In the previous blog we have found the arc length in velocity space to be given by the hyperbolic distance:
int B'dt/B=(1/2)ln{[1+Bw/2^(1/2)][1-Bw/2^(1/2)]},
where the argument is the cross-ratio and w is the inverse velocity in Euclidean space. The prime stands for differentiation with respect to r. Introducing the fictitious time and the conservation of angular momentum, dt->ds->d phi, give:
u_h\int(d phi/B^2)~u_h\int(1+4k/c^2 r)d phi,
u_h=2k/h, is the radius of the velocity circle, inversely proportional to the angular momentum, where K is the gravitational constant, GM. Performing the integration over a period of the motion, we get a positive increase in the orbital angle by an amount
8 pi k/(c^2 L),
where L is the semi-latus rectum, a(1-e^2). The configuration space is increase is 3/4 as large. However, the denominator is often quoted as just a, the semi-major axis, which reduces the quoted value by 1-e^2=0.9559, as in the book by Moller, The Theory of Relativity.

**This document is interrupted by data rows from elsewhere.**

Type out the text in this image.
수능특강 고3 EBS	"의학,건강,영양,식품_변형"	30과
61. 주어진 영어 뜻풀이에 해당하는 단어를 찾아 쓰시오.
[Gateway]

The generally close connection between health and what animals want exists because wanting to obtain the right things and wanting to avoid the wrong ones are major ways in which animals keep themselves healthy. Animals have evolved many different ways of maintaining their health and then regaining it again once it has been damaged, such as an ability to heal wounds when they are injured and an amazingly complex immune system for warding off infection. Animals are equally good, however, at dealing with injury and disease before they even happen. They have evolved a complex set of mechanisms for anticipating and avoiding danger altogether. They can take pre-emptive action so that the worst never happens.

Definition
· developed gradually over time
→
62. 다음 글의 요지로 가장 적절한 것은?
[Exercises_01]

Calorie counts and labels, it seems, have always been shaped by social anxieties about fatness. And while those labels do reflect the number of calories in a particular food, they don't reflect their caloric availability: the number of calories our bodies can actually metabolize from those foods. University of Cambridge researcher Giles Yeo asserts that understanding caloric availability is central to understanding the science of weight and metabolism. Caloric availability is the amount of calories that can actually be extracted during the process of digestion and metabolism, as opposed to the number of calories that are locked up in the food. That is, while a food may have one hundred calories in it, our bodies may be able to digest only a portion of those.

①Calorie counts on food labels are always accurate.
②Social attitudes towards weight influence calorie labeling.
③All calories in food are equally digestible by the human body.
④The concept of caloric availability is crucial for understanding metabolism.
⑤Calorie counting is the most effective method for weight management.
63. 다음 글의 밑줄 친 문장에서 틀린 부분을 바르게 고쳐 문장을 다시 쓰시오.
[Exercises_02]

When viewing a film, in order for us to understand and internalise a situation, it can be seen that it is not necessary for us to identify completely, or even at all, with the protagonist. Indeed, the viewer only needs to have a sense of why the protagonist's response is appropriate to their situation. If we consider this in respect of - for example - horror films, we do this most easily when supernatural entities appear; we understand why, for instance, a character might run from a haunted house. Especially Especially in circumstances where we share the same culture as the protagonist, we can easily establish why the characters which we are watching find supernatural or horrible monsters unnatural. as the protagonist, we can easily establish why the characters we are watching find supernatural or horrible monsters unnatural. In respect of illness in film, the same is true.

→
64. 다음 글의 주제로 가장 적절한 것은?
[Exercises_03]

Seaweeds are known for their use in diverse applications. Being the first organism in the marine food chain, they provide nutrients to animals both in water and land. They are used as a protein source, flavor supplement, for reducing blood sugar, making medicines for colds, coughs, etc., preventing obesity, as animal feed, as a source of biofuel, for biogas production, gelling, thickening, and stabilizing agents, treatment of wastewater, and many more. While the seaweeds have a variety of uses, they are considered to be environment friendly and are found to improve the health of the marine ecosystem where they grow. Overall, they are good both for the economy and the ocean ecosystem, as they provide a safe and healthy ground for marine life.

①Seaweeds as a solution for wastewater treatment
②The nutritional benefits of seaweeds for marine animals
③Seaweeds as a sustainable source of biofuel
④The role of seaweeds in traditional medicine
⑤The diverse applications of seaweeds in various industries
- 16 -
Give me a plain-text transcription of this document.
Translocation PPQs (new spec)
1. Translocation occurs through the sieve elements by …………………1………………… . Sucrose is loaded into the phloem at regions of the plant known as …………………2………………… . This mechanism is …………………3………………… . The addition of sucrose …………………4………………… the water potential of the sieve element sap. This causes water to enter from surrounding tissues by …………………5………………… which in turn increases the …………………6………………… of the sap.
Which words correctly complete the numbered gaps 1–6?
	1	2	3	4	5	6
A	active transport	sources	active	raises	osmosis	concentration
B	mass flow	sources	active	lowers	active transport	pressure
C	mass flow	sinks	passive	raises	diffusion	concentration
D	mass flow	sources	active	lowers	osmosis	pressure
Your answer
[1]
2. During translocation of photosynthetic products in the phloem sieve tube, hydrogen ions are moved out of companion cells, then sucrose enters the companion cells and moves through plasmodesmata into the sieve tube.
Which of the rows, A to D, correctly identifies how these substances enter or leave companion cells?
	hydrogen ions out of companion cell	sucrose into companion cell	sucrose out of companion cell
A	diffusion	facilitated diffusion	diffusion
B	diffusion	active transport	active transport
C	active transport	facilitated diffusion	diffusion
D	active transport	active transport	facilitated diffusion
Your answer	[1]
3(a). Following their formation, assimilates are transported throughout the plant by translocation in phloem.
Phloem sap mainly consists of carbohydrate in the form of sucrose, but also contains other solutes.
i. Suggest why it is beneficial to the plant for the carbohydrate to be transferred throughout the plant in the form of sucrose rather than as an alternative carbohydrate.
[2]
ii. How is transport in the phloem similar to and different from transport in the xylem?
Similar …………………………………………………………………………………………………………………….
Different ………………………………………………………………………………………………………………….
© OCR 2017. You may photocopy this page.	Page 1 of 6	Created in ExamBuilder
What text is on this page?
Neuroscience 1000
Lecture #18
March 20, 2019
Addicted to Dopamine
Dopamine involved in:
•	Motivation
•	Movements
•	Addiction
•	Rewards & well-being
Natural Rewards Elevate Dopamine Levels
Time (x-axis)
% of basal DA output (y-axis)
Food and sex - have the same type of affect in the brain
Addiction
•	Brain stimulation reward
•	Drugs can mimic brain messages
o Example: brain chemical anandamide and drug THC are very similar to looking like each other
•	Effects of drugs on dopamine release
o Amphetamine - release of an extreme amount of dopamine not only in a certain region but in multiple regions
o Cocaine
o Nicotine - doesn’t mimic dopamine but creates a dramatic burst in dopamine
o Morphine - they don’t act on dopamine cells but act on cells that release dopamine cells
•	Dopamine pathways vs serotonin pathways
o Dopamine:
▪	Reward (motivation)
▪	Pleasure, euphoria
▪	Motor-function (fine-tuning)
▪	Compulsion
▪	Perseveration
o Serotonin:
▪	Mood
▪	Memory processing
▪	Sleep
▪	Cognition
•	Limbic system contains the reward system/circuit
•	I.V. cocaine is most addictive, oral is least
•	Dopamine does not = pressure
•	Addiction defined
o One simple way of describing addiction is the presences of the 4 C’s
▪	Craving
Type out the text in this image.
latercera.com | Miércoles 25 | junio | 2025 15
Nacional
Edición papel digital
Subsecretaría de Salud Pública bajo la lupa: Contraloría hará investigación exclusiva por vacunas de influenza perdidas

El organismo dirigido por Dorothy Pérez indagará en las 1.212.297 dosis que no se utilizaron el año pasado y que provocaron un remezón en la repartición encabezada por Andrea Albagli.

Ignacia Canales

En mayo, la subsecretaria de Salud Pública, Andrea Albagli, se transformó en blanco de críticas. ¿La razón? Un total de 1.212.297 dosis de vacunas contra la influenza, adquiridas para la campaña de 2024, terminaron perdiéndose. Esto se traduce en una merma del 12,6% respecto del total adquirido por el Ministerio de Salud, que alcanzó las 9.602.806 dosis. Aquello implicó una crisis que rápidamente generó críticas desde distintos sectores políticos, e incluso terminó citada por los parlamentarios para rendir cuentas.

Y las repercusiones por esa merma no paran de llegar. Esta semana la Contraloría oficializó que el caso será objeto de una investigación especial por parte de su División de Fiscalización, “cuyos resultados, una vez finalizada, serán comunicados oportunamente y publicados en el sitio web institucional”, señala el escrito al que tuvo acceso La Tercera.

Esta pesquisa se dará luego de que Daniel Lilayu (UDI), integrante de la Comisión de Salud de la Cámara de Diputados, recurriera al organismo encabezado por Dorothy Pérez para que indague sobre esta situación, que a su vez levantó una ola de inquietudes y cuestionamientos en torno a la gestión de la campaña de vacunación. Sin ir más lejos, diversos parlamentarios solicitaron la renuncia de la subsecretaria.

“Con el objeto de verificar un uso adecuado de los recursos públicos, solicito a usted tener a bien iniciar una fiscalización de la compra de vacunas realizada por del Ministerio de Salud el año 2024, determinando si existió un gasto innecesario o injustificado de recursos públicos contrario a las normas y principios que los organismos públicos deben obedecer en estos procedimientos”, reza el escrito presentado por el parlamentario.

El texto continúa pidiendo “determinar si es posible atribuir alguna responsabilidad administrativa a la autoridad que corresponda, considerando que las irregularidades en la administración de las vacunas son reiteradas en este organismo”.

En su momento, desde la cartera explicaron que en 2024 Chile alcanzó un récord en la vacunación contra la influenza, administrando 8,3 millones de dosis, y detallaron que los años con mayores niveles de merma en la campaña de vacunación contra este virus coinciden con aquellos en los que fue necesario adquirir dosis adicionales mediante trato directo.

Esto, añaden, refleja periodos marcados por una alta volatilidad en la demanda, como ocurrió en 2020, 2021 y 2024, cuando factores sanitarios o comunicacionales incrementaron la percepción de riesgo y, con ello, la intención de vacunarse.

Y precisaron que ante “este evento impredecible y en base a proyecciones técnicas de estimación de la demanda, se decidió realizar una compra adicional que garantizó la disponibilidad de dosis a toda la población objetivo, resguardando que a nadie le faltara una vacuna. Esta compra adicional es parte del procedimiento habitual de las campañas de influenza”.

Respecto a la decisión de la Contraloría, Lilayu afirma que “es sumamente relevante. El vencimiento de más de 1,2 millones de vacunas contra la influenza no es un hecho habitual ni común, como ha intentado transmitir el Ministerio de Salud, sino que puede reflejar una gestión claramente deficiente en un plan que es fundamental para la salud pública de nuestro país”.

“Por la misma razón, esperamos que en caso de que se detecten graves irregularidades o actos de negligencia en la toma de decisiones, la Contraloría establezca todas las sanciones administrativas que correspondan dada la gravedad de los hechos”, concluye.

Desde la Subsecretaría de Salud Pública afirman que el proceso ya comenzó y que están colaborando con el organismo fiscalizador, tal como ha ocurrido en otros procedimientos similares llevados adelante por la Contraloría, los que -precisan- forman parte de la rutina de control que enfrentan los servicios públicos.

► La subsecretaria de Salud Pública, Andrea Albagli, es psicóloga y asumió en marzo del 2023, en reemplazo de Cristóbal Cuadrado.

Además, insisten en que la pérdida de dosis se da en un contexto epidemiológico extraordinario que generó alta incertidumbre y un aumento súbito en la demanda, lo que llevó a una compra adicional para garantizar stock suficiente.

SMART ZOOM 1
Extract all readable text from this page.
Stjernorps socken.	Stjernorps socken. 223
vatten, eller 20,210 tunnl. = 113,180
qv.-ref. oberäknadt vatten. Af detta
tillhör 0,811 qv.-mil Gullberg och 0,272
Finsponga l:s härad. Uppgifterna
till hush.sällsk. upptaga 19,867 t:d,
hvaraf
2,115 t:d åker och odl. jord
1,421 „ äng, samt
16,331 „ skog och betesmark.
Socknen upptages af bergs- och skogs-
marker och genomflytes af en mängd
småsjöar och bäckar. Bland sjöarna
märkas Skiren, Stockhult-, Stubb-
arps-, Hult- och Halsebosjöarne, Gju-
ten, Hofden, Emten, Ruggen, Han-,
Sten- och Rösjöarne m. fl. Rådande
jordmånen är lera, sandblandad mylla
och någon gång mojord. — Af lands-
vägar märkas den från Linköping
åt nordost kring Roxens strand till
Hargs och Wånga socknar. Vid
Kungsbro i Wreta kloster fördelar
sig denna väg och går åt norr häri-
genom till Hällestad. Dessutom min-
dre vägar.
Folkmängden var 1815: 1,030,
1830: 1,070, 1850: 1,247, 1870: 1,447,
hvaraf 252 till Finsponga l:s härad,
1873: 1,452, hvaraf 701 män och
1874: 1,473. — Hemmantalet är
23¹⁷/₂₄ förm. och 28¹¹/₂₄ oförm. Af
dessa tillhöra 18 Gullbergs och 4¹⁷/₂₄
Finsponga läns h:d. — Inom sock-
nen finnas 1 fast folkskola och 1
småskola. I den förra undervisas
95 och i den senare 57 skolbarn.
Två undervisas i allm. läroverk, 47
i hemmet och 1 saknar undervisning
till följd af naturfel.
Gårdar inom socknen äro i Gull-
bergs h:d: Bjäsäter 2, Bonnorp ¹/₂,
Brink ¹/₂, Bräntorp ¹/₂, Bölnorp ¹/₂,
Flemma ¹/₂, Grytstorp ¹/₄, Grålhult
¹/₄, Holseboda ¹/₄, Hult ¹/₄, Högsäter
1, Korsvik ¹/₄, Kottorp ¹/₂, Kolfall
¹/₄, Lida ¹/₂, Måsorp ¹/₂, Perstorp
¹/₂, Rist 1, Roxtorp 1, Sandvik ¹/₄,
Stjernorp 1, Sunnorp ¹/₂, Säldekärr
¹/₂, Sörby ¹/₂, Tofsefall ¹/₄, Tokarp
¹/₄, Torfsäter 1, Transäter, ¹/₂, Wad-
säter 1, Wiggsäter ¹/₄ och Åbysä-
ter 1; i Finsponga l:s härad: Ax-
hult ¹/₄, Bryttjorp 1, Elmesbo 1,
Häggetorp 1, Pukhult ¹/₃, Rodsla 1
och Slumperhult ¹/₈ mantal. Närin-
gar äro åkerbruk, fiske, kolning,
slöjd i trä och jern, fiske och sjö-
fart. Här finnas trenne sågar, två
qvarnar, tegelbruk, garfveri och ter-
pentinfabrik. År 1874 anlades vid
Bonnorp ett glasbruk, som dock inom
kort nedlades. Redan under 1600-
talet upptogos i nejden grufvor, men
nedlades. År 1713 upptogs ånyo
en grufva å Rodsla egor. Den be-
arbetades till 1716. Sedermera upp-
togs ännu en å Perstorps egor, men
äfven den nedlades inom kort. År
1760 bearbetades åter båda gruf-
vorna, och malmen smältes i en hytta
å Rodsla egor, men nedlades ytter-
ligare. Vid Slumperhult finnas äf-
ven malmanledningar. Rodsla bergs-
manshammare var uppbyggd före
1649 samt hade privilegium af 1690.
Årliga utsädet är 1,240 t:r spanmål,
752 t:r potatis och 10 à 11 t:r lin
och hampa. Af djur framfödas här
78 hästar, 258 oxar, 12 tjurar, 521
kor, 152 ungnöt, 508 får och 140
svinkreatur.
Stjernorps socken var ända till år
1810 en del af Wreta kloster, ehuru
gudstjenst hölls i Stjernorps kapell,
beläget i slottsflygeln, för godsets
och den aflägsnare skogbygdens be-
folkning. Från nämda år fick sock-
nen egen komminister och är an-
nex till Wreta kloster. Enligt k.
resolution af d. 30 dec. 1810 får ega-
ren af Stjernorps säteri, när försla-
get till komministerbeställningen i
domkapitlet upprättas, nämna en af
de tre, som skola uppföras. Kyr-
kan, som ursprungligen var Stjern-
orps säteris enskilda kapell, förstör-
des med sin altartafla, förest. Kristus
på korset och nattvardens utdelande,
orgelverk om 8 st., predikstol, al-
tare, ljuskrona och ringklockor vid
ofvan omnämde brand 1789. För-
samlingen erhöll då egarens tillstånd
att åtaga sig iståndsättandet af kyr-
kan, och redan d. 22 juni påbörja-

It is indeed strange that over the years many derivations have been presented, but no matter what their differences, the same final result is obtained. That is too close for coincidence. And all make the approximation that angular momentum is conserved in coordinate time, which, needless to say at this point, obliterates the effect. On the observational side, there is still the uncertainty of the ephemerides, which has hardly improved since Le Verrier's time. What astronomers have done is the fit what the ephemerides should be so that the 43 arcseconds/century should be verified. This can hardly be considered as an observational confirmation of general relativity, least of all the approximations to solve the equation of the orbit in configuration space after the effect has been cancelled by assuming that there is angular momentum conservation in laboratory time!
All this raises the more important question: If there is no local time in General Relativity, what is the meaning of the indefinite metric that Einstein generalized from the Special theory?